A vector space is a mathematical structure that consists of a set of vectors and operations that can be performed on those vectors. These operations include addition, scalar multiplication, and a zero vector.
The purpose of notation for representing vector spaces is to provide a concise and standardized way to express the elements and operations of a vector space. This notation allows for easy communication and manipulation of vector space concepts and calculations.
The most common symbols used in vector space notation include a bold lowercase letter for a vector (e.g. v), a bold uppercase letter for a matrix (e.g. A), and Greek letters for scalars (e.g. α). Other symbols may also be used to represent specific operations, such as the dot product (·) and cross product (×).

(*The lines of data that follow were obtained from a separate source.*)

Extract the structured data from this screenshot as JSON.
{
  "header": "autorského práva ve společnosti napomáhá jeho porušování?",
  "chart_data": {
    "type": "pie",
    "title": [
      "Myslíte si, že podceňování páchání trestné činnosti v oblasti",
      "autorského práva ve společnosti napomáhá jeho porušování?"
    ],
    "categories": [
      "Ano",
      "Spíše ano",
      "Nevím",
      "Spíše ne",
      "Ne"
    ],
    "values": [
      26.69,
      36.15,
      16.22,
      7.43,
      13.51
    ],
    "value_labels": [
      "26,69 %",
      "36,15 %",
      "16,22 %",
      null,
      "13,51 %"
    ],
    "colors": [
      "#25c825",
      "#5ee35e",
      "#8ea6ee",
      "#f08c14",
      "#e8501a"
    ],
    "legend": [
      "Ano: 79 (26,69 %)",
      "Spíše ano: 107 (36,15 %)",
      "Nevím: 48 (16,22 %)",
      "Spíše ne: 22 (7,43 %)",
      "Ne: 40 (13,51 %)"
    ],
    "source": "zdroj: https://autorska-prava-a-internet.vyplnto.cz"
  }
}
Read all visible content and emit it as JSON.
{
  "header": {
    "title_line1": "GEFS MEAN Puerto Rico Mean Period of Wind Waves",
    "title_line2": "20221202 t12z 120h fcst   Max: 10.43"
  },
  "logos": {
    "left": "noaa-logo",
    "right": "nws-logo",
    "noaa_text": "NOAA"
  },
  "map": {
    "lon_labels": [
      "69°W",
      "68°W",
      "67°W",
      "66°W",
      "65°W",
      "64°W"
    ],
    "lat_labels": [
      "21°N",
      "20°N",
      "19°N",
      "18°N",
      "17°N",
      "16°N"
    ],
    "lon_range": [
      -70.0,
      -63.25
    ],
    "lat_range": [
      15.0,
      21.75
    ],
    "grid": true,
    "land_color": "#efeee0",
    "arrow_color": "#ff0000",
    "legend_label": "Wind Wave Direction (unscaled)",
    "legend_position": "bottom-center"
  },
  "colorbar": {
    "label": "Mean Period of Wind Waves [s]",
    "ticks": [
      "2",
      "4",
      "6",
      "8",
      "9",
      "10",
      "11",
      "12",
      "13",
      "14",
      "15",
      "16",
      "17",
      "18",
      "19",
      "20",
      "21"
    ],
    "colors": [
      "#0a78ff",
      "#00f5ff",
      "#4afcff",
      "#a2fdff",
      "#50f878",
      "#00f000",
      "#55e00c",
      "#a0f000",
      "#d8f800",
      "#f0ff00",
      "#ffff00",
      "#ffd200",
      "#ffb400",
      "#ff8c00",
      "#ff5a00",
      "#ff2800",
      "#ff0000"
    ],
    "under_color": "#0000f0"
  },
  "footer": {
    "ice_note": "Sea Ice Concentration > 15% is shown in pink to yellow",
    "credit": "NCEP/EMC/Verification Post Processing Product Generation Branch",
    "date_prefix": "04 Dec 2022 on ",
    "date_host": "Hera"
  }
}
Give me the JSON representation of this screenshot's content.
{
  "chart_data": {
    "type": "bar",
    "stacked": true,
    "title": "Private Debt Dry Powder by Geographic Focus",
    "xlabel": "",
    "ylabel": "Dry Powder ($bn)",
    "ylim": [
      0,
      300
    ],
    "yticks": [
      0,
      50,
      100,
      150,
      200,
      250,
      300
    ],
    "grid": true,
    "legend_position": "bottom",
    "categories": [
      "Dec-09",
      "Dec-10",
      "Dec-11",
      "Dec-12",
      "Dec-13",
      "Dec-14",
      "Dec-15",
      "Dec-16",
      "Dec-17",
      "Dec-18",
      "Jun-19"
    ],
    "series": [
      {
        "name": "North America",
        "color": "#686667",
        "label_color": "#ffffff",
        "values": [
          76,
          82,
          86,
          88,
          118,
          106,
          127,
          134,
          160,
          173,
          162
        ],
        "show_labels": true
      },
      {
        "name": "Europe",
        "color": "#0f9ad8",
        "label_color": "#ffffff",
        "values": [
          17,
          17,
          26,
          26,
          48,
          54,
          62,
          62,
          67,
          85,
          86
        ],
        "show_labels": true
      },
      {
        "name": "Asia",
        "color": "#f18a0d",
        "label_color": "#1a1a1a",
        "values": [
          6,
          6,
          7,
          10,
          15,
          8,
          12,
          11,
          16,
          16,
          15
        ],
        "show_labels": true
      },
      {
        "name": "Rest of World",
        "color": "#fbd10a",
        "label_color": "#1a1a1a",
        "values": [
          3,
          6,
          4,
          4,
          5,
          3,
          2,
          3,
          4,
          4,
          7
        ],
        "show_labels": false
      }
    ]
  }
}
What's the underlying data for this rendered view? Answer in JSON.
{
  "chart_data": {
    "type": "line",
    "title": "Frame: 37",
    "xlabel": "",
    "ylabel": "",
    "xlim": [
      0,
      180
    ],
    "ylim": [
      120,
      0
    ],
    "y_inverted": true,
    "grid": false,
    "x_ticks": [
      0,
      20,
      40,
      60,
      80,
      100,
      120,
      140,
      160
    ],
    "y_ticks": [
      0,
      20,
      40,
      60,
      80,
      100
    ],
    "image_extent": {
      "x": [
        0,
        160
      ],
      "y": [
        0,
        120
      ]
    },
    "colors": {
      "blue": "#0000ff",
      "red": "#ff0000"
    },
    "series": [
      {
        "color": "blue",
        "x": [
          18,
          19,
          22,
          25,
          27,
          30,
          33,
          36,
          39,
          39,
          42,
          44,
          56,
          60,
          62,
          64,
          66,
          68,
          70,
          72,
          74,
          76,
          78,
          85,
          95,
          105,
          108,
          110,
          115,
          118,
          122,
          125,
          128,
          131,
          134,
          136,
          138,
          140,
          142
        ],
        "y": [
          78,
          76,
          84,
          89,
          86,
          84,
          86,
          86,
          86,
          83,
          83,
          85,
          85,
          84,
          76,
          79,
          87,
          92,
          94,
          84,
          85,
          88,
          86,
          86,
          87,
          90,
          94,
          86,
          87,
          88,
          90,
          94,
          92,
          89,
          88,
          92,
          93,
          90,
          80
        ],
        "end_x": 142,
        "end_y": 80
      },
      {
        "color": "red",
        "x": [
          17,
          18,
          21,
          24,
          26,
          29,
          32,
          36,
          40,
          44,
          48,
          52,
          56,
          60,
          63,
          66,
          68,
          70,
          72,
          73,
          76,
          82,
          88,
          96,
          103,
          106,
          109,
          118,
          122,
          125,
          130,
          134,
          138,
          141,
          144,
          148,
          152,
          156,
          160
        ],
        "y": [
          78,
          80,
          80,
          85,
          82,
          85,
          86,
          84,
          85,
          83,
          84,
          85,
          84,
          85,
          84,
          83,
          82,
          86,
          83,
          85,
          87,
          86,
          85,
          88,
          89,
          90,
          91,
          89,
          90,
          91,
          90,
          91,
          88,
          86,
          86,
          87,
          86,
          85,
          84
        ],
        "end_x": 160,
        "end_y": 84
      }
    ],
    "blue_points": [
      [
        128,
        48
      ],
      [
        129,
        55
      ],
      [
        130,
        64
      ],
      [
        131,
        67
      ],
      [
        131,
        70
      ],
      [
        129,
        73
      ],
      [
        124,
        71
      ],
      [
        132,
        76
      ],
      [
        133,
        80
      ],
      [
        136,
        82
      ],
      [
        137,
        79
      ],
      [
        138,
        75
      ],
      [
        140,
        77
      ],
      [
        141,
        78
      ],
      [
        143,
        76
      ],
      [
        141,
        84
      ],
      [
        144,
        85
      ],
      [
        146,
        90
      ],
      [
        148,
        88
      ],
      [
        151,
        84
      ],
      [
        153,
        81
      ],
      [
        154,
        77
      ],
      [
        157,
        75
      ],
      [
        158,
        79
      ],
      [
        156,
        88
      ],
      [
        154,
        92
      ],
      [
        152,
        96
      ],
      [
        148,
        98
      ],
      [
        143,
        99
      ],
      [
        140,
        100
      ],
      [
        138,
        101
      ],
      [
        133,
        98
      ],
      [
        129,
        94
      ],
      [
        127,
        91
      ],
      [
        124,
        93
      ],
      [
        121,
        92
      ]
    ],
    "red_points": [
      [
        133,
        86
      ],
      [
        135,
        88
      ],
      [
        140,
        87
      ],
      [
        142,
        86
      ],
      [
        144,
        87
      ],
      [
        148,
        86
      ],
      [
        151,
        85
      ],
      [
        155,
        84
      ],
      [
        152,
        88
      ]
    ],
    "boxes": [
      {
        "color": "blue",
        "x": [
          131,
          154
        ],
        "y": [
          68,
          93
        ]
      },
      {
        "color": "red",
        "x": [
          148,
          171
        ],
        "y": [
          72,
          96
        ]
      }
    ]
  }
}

Vector spaces can be represented using matrices by choosing a basis for the vector space and expressing each vector in terms of that basis. The basis vectors are then written as columns in a matrix, with the coefficients of each vector written as entries in the corresponding column. This matrix is known as the coordinate matrix or representation matrix.
In vector space notation, a vector usually refers to a single element of the vector space, while a matrix refers to a collection of vectors. A vector can be thought of as a 1-dimensional matrix, while a matrix can be thought of as a higher-dimensional collection of vectors. Additionally, different operations may be performed on vectors and matrices in vector space notation.